DEF Timer TimeSensor {}

DEF FFDGridInterpolator CoordinateInterpolator { ..... }

ROUTE FFDGridInterpolator.value_changed TO FFD.set_controlPoint

ROUTE Timer.fraction_changed O FFDGridInterpolator.set_fraction

If a given input coordinate value (optionally transformed by the matrix of the corresponding Transform node) exceeds the parametric range of one of the knot vectors, the corresponding output coordinate value will be left unchanged. This is useful to deform only a subset of the coordinates or to animated different parts of the coordinate node by different CoordinateDeformerGroup nodes.

The following pseudo- code formulates the operation of this node:

function PerformDeformation() {

for (n=0; n<inputCoords.length;i++) {

Deform(inputCoord[i].point,MatrixOf(inputTransform[i]),outputCoord[i].point);

}

function Deform(MFVec3f input, Matrix m, MFVec3f output)

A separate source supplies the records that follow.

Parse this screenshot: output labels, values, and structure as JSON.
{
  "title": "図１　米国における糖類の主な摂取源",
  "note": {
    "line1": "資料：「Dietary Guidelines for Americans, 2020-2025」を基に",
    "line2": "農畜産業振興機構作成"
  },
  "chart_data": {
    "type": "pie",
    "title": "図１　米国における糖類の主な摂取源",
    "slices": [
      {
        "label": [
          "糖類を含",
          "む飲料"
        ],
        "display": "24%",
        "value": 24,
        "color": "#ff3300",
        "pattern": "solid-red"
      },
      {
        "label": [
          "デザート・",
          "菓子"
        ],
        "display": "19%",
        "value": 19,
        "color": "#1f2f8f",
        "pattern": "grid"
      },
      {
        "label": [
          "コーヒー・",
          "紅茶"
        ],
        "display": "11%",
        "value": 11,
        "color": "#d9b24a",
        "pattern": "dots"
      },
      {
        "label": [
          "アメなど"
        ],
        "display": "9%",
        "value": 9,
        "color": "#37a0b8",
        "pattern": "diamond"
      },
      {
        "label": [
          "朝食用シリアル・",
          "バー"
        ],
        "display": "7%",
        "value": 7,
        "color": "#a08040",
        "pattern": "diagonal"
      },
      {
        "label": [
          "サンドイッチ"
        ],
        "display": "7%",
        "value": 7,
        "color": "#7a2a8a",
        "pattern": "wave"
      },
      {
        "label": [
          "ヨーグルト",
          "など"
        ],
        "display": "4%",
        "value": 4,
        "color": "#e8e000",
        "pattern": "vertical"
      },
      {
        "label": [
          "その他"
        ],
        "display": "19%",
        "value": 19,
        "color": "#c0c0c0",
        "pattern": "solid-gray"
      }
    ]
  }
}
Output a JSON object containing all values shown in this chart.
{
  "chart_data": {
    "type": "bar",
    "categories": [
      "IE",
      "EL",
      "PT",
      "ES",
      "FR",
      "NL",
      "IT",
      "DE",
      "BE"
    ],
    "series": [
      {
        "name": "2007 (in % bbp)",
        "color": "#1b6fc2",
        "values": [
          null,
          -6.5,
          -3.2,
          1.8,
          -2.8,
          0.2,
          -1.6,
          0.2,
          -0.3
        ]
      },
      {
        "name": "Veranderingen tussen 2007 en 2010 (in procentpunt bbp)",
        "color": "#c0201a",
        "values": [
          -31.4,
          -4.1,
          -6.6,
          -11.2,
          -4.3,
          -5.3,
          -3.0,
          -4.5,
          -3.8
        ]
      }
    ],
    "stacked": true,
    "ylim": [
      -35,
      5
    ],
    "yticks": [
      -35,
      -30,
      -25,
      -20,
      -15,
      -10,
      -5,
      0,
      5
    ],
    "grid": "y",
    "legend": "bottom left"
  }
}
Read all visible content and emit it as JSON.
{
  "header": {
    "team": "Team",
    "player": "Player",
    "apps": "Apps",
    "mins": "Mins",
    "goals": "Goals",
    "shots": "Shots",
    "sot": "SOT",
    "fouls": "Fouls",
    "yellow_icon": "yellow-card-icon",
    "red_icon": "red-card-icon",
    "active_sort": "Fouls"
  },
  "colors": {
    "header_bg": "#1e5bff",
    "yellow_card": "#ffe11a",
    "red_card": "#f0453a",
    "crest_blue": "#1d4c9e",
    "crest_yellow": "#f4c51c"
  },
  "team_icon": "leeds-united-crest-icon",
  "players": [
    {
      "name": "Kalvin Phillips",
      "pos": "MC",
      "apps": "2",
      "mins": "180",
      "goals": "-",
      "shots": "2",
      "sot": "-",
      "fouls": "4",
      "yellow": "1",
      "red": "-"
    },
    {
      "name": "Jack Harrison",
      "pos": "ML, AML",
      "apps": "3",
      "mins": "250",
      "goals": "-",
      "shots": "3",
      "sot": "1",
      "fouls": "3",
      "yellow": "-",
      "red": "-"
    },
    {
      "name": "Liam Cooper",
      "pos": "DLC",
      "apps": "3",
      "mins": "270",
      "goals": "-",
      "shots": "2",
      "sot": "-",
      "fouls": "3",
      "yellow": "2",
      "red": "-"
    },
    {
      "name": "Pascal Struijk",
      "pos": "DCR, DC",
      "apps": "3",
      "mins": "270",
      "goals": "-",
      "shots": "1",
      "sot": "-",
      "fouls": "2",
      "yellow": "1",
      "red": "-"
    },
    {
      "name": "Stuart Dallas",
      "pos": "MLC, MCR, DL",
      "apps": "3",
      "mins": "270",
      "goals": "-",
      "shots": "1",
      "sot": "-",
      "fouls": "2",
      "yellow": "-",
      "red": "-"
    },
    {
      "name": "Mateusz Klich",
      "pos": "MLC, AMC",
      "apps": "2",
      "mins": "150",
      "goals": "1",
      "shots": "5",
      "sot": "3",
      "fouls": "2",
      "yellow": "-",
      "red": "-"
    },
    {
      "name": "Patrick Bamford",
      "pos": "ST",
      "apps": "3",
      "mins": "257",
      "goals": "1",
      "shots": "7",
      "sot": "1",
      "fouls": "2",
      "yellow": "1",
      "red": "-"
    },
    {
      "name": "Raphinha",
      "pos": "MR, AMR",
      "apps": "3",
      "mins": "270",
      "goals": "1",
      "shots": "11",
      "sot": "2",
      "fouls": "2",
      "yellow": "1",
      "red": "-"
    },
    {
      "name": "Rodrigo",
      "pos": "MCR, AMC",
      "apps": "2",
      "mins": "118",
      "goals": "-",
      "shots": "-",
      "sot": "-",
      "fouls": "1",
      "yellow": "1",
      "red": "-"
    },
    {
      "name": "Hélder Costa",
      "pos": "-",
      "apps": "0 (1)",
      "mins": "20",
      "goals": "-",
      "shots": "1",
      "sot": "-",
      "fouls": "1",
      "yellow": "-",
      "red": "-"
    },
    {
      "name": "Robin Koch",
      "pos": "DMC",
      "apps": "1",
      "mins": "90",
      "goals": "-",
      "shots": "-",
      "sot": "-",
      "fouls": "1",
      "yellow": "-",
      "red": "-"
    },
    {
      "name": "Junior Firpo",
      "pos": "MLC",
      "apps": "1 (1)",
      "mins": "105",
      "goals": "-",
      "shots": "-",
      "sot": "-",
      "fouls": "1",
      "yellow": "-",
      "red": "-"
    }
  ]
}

if (output.length < input.length) output.length = input.length;

for (i=0; i<input.length;i++) {

SFVec3f parameter = m * input[i];

if (ParameterInRange(parameter)) {

output[i] = NurbsEvaluate3(parameter);

}

Vec3f NurbsEvaluate3(SFVec3f parameter)

-- evaluate standard NURBS formula

27.4.4 NurbsCurve

NurbsCurve : X3DParametricGeometryNode {

MFVec3f [in,out] controlPoint [] (-∞,∞)

SFInt32 [in,out] tessellation 0 (-∞,∞)

MFDouble [in,out] weight [] (0,∞)

MFDouble [] knot [] (-∞,∞)

SFInt32 [] order 3 [2,∞)

}

The NurbsCurve node is a geometry node defining a parametric curve.

Order defines the order of curve. From a mathematical point of view, the curve is defined by a polynomial of the degree order-1. The value of Order shall be greater than or equal to 2. An implementation may limit Order to a certain number. The most common orders are 3 (quadratic polynomial) and 4 (cubic polynomial), which are sufficient to achieve the desired curvature in most cases. The number of control points shall be at least equal to the order of the curve. The order defines the number of adjacent control points that influence a given control point.

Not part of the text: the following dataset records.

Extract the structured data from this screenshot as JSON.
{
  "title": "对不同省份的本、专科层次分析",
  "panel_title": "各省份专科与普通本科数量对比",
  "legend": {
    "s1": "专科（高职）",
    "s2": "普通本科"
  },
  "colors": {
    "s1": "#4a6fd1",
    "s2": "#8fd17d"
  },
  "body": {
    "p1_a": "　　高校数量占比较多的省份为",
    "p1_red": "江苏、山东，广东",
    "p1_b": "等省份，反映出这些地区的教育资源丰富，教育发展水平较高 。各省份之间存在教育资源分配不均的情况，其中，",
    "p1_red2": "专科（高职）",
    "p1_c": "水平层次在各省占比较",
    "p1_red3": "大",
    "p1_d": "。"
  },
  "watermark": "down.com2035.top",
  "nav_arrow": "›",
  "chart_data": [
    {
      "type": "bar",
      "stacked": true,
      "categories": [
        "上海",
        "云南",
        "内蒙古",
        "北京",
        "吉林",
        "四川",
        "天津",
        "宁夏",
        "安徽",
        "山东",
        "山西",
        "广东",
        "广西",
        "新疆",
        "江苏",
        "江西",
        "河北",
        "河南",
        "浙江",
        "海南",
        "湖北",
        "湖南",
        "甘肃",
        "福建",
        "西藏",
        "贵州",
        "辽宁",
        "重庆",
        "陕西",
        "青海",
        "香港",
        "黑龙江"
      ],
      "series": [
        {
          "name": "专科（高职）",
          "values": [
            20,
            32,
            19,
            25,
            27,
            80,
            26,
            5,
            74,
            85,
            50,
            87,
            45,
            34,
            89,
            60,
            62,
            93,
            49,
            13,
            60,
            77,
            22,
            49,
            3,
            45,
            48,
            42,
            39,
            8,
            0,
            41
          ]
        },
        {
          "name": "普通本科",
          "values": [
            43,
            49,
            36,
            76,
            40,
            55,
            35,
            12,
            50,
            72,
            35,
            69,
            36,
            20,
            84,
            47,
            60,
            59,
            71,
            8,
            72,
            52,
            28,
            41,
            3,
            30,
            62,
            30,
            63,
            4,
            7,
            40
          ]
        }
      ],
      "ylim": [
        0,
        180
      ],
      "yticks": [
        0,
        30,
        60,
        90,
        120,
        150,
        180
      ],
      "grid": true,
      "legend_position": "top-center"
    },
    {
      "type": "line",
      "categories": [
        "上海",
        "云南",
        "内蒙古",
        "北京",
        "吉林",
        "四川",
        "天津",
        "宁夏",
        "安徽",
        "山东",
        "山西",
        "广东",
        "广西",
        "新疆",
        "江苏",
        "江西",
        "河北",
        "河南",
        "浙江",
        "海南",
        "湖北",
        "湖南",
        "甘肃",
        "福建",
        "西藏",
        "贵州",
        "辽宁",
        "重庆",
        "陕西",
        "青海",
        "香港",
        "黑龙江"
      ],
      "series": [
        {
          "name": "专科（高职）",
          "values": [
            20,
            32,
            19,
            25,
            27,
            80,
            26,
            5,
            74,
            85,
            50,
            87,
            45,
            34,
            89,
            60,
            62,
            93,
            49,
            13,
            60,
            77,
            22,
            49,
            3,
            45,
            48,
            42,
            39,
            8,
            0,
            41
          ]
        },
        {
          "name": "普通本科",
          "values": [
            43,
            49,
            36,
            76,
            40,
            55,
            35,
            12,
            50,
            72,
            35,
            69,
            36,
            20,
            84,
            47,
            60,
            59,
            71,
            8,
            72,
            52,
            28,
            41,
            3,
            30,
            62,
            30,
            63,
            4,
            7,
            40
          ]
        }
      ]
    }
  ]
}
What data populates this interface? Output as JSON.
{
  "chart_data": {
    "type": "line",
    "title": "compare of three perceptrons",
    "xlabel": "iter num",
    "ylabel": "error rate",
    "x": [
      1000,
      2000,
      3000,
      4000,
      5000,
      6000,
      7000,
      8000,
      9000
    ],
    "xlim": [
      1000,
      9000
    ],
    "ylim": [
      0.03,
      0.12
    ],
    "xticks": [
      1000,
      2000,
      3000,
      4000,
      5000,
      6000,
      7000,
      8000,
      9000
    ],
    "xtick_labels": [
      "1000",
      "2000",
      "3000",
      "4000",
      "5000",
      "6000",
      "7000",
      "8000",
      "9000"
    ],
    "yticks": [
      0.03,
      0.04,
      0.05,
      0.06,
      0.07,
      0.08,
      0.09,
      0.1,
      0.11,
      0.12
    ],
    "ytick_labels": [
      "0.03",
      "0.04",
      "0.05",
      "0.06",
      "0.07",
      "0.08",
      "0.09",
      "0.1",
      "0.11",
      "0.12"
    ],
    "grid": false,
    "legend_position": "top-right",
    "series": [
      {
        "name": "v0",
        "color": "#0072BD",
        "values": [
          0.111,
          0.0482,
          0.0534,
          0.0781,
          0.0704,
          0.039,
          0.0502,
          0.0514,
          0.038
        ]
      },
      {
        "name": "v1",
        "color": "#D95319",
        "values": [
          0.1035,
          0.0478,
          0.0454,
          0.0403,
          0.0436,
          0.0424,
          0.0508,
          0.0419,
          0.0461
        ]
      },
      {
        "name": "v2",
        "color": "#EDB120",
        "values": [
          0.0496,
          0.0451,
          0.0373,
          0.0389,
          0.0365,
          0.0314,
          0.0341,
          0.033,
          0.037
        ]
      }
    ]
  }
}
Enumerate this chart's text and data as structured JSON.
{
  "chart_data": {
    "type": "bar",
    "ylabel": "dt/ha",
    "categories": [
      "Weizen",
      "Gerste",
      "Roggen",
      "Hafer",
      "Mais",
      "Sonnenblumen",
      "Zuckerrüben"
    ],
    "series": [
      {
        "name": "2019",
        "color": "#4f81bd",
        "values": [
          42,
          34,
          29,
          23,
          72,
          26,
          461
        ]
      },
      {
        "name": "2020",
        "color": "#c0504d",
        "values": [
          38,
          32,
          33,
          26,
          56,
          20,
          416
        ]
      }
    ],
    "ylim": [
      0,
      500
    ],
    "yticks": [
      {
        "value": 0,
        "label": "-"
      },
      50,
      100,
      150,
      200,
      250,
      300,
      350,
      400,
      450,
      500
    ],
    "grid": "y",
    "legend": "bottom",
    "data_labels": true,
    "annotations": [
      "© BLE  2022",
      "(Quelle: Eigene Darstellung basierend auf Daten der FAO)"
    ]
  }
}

The control points define a piecewise linear curve, where the points do not have a uniform spacing. Depending on the weight value and the order, this piecewise linear curve is approximated by the resulting parametric curve. The number of control points shall be equal to or greater than the order. The control points are all defined as 3D vertices in the x, y, z domain. A closed B-Spline curve can be specified by repeating the limiting control points and by specifying a periodic knot vector.

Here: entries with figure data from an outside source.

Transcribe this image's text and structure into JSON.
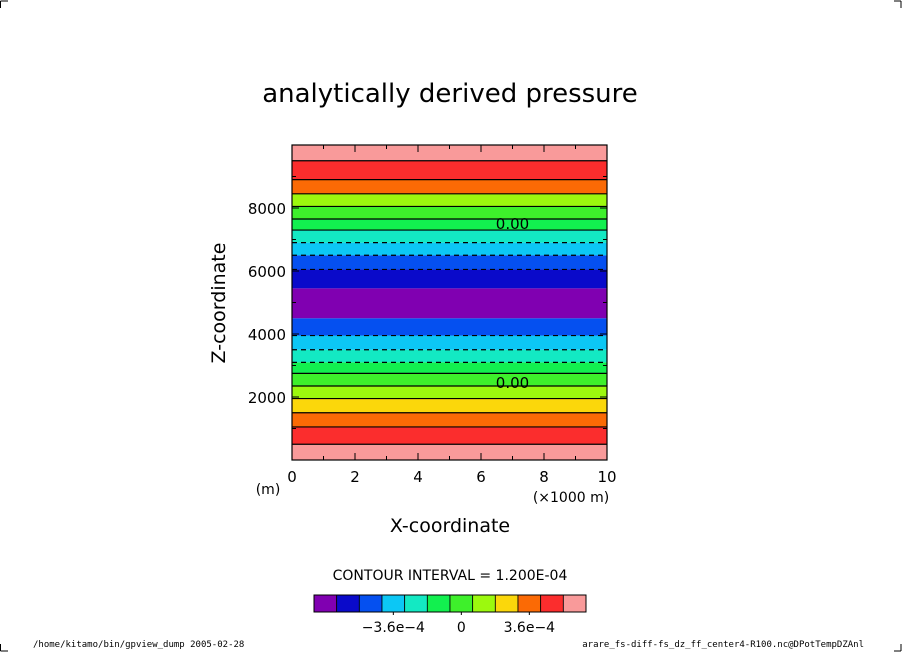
{
  "chart_data": {
    "type": "heatmap",
    "title": "analytically derived pressure",
    "xlabel": "X-coordinate",
    "ylabel": "Z-coordinate",
    "x_unit": "(×1000 m)",
    "y_unit": "(m)",
    "xlim": [
      0,
      10
    ],
    "ylim": [
      0,
      10000
    ],
    "xticks": [
      "0",
      "2",
      "4",
      "6",
      "8",
      "10"
    ],
    "yticks": [
      "2000",
      "4000",
      "6000",
      "8000"
    ],
    "contour_interval_text": "CONTOUR INTERVAL = 1.200E-04",
    "contour_label": "0.00",
    "contour_label_heights": [
      7500,
      2450
    ],
    "bands": [
      {
        "z0": 0,
        "z1": 500,
        "color": "#f99a9a"
      },
      {
        "z0": 500,
        "z1": 1050,
        "color": "#fb2d2d"
      },
      {
        "z0": 1050,
        "z1": 1500,
        "color": "#fb6a05"
      },
      {
        "z0": 1500,
        "z1": 1950,
        "color": "#fbd70b"
      },
      {
        "z0": 1950,
        "z1": 2350,
        "color": "#9cf90e"
      },
      {
        "z0": 2350,
        "z1": 2750,
        "color": "#3ef02b"
      },
      {
        "z0": 2750,
        "z1": 3100,
        "color": "#12f04f"
      },
      {
        "z0": 3100,
        "z1": 3500,
        "color": "#13e9c3"
      },
      {
        "z0": 3500,
        "z1": 3950,
        "color": "#0cc7f5"
      },
      {
        "z0": 3950,
        "z1": 4500,
        "color": "#0550f0"
      },
      {
        "z0": 4500,
        "z1": 5450,
        "color": "#8000b1"
      },
      {
        "z0": 5450,
        "z1": 6050,
        "color": "#0a0aca"
      },
      {
        "z0": 6050,
        "z1": 6500,
        "color": "#0550f0"
      },
      {
        "z0": 6500,
        "z1": 6900,
        "color": "#0cc7f5"
      },
      {
        "z0": 6900,
        "z1": 7300,
        "color": "#13e9c3"
      },
      {
        "z0": 7300,
        "z1": 7650,
        "color": "#12f04f"
      },
      {
        "z0": 7650,
        "z1": 8050,
        "color": "#3ef02b"
      },
      {
        "z0": 8050,
        "z1": 8450,
        "color": "#9cf90e"
      },
      {
        "z0": 8450,
        "z1": 8900,
        "color": "#fb6a05"
      },
      {
        "z0": 8900,
        "z1": 9500,
        "color": "#fb2d2d"
      },
      {
        "z0": 9500,
        "z1": 10000,
        "color": "#f99a9a"
      }
    ],
    "contours": [
      {
        "z": 500,
        "style": "solid"
      },
      {
        "z": 1050,
        "style": "solid"
      },
      {
        "z": 1500,
        "style": "solid"
      },
      {
        "z": 1950,
        "style": "solid"
      },
      {
        "z": 2350,
        "style": "solid"
      },
      {
        "z": 2750,
        "style": "solid"
      },
      {
        "z": 3100,
        "style": "dashed"
      },
      {
        "z": 3500,
        "style": "dashed"
      },
      {
        "z": 3950,
        "style": "dashed"
      },
      {
        "z": 6050,
        "style": "dashed"
      },
      {
        "z": 6500,
        "style": "dashed"
      },
      {
        "z": 6900,
        "style": "dashed"
      },
      {
        "z": 7300,
        "style": "solid"
      },
      {
        "z": 7650,
        "style": "solid"
      },
      {
        "z": 8050,
        "style": "solid"
      },
      {
        "z": 8450,
        "style": "solid"
      },
      {
        "z": 8900,
        "style": "solid"
      },
      {
        "z": 9500,
        "style": "solid"
      }
    ],
    "colorbar": {
      "colors": [
        "#8000b1",
        "#0a0aca",
        "#0550f0",
        "#0cc7f5",
        "#13e9c3",
        "#12f04f",
        "#3ef02b",
        "#9cf90e",
        "#fbd70b",
        "#fb6a05",
        "#fb2d2d",
        "#f99a9a"
      ],
      "labels": [
        {
          "text": "−3.6e−4",
          "index": 3
        },
        {
          "text": "0",
          "index": 6
        },
        {
          "text": "3.6e−4",
          "index": 9
        }
      ]
    }
  },
  "footer": {
    "left": "/home/kitamo/bin/gpview_dump  2005-02-28",
    "right": "arare_fs-diff-fs_dz_ff_center4-R100.nc@DPotTempDZAnl"
  }
}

A weight value that shall be greater than zero is assigned to each controlPoint. The ordering of the values is equivalent to the ordering of the control point values. If the weight of a control point increased above 1, the point is more closely approximated by the curve. However the curve is not changed if all weights are multiplied by a common factor. The number of values shall be identical to the number of control points. If the length of the weight vector is 0, the default weight 1.0 is assumed for each control point.

As a result of the lack of a 4D Coordinate field type in VRML, the control points and the corresponding weight values are held in separate fields. This separation also allows independent animation of the controlPoint fields using a CoordinateInterpolator node.

knots defines the knot vector. The number of knots shall be equal to the number of control points plus the order of the curve. The order shall be non-decreasing. By setting successive knot values equal, the degree of continuity is decreased, which implies that the curve has corners. In general, the curve is of continuity Ck-1-m at a knot point, where k is the order and m is the number of consecutive knots being equal. If k is the order of the curve, k consecutive knots at the end or the beginning of the vector cause the curve to interpolate the last or the first control point respectively. Within the knot vector there may not be more than k-1 consecutive knots of equal value. If the length of a knot vector is 0, a default uniform knot vector is computed.

The tessellation field gives a hint to the curve tessellator by setting an absolute number of subdivision steps. These values shall be greater than or equal to the Order field. A value of 0 indicates that the browser choose a suitable tessellation. Interpretation of values below 0 is implementation dependent.